Der Fürstenaufstand bildete den Anfang des Endes der Regierungszeit
Kaiser Karls V. Mit dem Ausgang des Schmalkaldischen Krieges im
Jahr 1547 und den Beschlüssen des Augsburger Reichstages von 1548
wuchs die Unzufriedenheit im Reich. Daher schlossen sich mehrere
protestantische Fürsten 1551 im Vertrag von Torgau und im Vertrag
von Chambord mit dem französischen König Heinrich II zusammen. In
ihrem Kriegszug drangen die verbündeten Fürsten nach Tirol vor,
sodass der Kaiser von Innsbruck nach Villach floh. Dem
französischen König gelang die Einnahme von Metz, Toul und Verdun.

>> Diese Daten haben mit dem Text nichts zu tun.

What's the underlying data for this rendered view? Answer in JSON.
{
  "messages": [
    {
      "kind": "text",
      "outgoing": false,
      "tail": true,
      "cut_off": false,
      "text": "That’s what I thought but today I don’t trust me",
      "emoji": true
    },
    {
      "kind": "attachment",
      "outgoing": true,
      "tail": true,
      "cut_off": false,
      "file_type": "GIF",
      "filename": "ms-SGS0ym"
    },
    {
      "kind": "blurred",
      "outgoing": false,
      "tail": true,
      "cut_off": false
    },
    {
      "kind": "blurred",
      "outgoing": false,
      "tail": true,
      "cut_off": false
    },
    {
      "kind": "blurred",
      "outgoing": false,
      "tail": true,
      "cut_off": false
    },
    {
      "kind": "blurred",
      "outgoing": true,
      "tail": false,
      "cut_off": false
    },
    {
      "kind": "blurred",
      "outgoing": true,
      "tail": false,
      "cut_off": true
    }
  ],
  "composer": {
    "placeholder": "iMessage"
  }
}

Den Schlusspunkt der Fürstenverschwörung stellt der Passauer
Vertrag dar, der die Grundlage für den Augsburger Religionsfrieden
von 1555 bildete. Kerstin Schäfer beleuchtet in ihrer Arbeit die
verschiedenen Gründe, die zur Entstehung des Fürstenbundes und des
Kriegszuges gegen den Kaiser führten. Die Autorin zeigt den
komplexen Weg bis zu einem Fürstenbündnis gegen Kaiser Karl V. und
stellt den Verlauf des nachfolgenden Kriegszugs gegen den Kaiser
dar. Schließlich setzt sie sich mit den Verhandlungen in Linz und
Passau auseinander.
Die Autorin: Magisterstudium der Geschichte, der Archäologie des Mittelalters und der Neuzeit und der Denkmalpflege an der Otto-Friedrich Universität Bamberg; Zusatzqualifikation als Kulturmanagerin; zur Zeit Promotionsvorhaben am Lehrstuhl für Denkmalpflege in Bamberg über die Bauwerke der Eisenbahn in Oberfranken.